How many close friends should i have




















Any of these circles can include family members — because sometimes they're the friends with whom we happen to share DNA. Our romantic partners get their own bonus category. They're our most important allies in the pursuit of things like happiness, self-esteem and wellbeing.

Research by an academic called Susan Degges-White found that people with three to five close friends report the highest levels of life satisfaction. People who are pleased and comfortable with the number of friends they have, no matter what number that was, also reported high life satisfaction.

The study suggests we benefit from "feeling a sense of belonging within one's social network" and, really, that could be achieved with any number of buddies.

The ideal number is three to five, but it's of course possible to have fewer than that or more and be living your best life. I love all this evolutionary psychology stuff, but I also hesitate to prescribe an exact number of friends for every wildly unique person to have in order to be happy.

Summer has also stopped accumulating new friends because life and age tend to make us more discerning about who we have in our lives.
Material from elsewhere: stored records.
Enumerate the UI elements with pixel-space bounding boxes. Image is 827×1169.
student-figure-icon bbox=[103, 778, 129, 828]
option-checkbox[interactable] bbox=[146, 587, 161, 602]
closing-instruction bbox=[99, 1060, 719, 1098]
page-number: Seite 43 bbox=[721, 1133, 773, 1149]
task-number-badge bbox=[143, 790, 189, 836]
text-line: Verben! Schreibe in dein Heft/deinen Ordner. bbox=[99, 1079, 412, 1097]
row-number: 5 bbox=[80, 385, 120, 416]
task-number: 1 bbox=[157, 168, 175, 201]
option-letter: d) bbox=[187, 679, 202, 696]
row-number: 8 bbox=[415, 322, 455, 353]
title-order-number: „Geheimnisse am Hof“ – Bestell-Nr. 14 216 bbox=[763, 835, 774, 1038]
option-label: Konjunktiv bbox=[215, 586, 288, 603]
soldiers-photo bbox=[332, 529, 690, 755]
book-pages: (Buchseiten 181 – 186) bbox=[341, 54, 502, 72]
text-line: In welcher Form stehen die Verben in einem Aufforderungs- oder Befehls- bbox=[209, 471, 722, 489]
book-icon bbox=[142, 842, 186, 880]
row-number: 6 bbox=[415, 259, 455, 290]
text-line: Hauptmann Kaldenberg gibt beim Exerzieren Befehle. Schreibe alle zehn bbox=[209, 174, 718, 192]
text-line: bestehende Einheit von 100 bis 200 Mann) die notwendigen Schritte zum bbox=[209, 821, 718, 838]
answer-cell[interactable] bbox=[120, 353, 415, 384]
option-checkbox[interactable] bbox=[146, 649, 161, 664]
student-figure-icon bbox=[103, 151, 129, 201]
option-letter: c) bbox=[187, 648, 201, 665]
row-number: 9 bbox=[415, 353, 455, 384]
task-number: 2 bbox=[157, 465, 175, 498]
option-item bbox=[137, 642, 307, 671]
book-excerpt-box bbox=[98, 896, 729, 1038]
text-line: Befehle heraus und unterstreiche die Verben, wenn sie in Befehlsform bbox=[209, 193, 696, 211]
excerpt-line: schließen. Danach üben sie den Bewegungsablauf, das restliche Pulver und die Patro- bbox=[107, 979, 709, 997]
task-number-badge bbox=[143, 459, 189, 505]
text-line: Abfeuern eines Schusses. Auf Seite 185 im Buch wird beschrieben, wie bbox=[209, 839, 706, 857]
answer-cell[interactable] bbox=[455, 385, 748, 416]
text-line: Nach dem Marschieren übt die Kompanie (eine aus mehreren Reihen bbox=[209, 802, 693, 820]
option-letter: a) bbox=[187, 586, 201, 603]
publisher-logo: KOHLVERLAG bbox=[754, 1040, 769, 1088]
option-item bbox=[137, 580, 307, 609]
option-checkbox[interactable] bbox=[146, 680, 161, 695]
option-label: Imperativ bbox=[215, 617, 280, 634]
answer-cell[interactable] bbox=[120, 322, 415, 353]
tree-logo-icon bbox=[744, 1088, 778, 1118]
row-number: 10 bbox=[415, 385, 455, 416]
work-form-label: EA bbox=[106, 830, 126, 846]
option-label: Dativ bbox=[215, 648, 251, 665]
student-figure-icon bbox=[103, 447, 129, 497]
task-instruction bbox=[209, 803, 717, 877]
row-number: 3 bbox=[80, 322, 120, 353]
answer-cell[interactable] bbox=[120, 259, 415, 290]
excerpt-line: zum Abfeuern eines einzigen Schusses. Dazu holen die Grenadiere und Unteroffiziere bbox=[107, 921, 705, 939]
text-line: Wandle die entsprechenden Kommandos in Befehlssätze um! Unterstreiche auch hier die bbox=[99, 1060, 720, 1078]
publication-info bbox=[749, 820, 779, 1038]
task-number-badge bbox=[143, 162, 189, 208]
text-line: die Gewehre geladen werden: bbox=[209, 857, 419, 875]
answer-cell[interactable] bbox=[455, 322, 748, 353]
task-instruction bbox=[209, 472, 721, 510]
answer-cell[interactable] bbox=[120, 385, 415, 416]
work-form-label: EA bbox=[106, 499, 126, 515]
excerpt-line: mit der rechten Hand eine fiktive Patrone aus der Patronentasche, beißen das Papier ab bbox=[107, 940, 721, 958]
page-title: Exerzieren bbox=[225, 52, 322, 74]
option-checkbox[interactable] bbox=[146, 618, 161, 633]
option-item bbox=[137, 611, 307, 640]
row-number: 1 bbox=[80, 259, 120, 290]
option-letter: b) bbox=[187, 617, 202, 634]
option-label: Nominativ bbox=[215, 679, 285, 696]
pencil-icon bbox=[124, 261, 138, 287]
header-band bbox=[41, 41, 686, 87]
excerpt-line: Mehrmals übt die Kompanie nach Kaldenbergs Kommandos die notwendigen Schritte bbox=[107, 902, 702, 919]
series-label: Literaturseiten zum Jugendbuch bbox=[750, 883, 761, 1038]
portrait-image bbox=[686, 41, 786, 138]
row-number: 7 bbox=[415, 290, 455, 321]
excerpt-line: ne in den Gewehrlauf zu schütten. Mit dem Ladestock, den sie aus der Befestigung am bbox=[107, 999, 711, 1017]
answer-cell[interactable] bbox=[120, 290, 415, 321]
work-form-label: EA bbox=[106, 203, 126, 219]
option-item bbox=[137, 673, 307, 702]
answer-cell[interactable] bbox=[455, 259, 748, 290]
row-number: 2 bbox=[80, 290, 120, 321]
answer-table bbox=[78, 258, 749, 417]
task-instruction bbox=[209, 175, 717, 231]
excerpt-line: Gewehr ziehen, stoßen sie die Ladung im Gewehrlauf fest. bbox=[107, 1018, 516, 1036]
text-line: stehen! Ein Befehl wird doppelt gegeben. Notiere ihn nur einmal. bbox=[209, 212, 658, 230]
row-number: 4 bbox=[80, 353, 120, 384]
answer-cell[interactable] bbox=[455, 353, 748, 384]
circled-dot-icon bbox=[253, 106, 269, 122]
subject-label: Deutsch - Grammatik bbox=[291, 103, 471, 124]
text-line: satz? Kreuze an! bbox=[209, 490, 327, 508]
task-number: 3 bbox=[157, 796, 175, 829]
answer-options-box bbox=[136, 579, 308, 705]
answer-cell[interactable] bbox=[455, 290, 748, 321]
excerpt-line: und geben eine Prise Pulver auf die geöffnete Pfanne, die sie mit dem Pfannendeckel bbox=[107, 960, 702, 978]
This is extremely common — one study followed people over a year period to evaluate their psychological wellbeing in relation to their social network.

It found that we are happiest later in life if we prioritised the quantity of friends in our 20s but focused on the quality of our friendships in our 30s and beyond. So our future selves benefit from the vigorous socialising we tend to do in our first decade as an adult, as well as a more discerning approach as we get older. Andre Rangiah, also in his early 30s, agrees that as he gets older he's more comfortable having fewer friends, but wants to stay open to meeting new people. On the other hand, friends might seem small when you consider the friendships you might maintain via social media.

But, as Dr Dunbar pointed out, the friends that fall into the number are ones with who you share personal history, not those you merely exchange small talk with. Although, Dr Dunbar does point to social media as a means to keep friendships going that might have sooner drifted away from you for a myriad of reasons.

Yes, I can find out what you had for breakfast from your tweet, but can I really get to know you better? Within this number known officially as the Dunbar number , you begin to see smaller groups. The next step down is a circle of 15 — the friends you confide in and spend a lot of time with. The final circle is five and these are your best friends.

You can meet friends in the most bizarre circumstances - check out the women who became friends with the girls that stole their boyfriends. Do you ever ditch YOUR friends for your dog? Turns out, it's more common than you think. The innermost layer of 1. The next layer of five is your shoulders-to-cry-on friendships. They are the ones who will drop everything to support us when our world falls apart. The 15 layer includes the previous five, and your core social partners.

They are our main social companions, so they provide the context for having fun times. They also provide the main circle for exchange of child care. We trust them enough to leave our children with them. The next layer up, at 50, is your big-weekend-barbecue people. And the layer is your weddings and funerals group who would come to your once-in-a-lifetime event. The layers come about primarily because the time we have for social interaction is not infinite. You have to decide how to invest that time, bearing in mind that the strength of relationships is directly correlated with how much time and effort we give them.

Han: Although the average size of each layer is more or less fixed, some factors cause slight variations. For example, when researchers looked at a sample of Dutch students, they found that extroverts have more friends in every layer than introverts do. Dunbar: Introverts seem to be risk averse. They prefer to have fewer friends so they can invest more time in each. Extroverts are more socially confident, so they prefer to have more friends at the expense of investing less time in each.

They probably feel they can wing it with someone else if one friend says no [to something]. These are just two equally good ways of solving the same problem. Han: How do these numbers fluctuate as you get older and circumstances change?